My answer is: The legislation will stop when and where the discriminations on account of race, color or previous condition of servitude, stop. Whenever an immunity or privilege of a citizen of the United States is trodden down by the State, or by an individual, under the circumstances mentioned in the Civil Rights Act—that is to say, on account of race, color, or previous condition of servitude—then the Federal Government must interfere. The Government must defend the immunities and privileges of its citizens, not only from State invasion, but from individual invaders, when that invasion is based upon the distinction of race, color, or previous condition of servitude. The Government has taken upon itself that duty. This duty can be discharged by a law making a uniform rule, obligatory not only upon States, but upon individuals. All this will stop when the discriminations stop.

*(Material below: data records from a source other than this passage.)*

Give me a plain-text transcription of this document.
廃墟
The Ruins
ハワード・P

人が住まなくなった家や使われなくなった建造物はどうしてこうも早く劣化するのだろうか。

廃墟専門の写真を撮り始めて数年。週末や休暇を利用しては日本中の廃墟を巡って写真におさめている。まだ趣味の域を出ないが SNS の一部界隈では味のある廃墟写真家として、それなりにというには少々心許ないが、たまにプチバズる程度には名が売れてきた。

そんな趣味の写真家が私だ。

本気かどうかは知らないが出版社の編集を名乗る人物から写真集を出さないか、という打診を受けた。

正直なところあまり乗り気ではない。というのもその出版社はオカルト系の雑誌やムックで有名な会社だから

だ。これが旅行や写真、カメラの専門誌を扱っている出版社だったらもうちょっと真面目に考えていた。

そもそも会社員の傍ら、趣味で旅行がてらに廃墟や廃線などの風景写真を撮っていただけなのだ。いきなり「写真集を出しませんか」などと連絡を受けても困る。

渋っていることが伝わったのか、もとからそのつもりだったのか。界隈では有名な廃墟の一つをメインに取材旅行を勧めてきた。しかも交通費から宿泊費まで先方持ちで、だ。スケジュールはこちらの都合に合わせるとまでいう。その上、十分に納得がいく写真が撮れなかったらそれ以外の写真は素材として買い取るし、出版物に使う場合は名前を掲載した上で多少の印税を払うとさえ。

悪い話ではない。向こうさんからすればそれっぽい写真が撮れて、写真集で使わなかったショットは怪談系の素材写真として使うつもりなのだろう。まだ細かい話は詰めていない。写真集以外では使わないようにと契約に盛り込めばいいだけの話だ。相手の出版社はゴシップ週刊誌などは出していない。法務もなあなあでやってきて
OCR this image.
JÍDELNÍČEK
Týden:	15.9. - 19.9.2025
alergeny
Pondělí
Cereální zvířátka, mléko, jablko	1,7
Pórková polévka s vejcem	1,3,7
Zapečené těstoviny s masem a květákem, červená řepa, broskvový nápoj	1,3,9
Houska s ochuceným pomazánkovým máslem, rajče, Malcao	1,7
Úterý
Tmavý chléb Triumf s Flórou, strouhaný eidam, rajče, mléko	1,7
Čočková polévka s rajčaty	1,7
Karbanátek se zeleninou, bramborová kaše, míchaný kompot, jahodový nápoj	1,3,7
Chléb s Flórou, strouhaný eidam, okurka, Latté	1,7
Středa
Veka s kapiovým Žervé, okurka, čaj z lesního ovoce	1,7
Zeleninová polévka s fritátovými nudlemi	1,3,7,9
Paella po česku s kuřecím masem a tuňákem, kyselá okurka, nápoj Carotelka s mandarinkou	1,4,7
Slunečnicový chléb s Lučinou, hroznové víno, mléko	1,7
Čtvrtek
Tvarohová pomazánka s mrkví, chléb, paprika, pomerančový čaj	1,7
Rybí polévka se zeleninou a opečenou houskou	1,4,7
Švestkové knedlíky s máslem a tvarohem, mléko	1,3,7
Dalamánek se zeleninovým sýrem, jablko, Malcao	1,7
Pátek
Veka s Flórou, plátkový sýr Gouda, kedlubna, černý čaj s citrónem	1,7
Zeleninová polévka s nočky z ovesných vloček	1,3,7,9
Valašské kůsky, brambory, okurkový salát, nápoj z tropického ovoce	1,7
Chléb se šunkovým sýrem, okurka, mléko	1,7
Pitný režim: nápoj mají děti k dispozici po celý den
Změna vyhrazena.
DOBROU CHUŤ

After such examination of the authorities as I have been able to make, I lay down the following propositions, namely:

1. The sovereignty of a State extends only to that which exists by its own authority.

2. The powers of the General Government were not conferred by the people of a single State; they were given by the people of the United States; and the laws of the United States, in pursuance of the Constitution, are supreme over the entire Republic.

3. The Constitution of the United States is the supreme law of each State.

4. The United States is a Government whose authority extends over the whole territory of the Union, acting upon all the States and upon all the people of all the States.

5. No State can exclude the Federal Government from the exercise of any authority conferred upon it by the Constitution, or withhold from it, for a moment, the cognizance of any subject which that instrument has committed to it.

6. It is the duty of Congress to enforce the Constitution, and it has been clothed with power to make all laws necessary and proper for carrying into execution all the powers vested by the Constitution in the General Government.

7. It is the duty of the Government to protect every citizen of the United States in all his rights, everywhere, without regard to race, color, or previous condition of servitude; and this the Government has the right to do by direct legislation.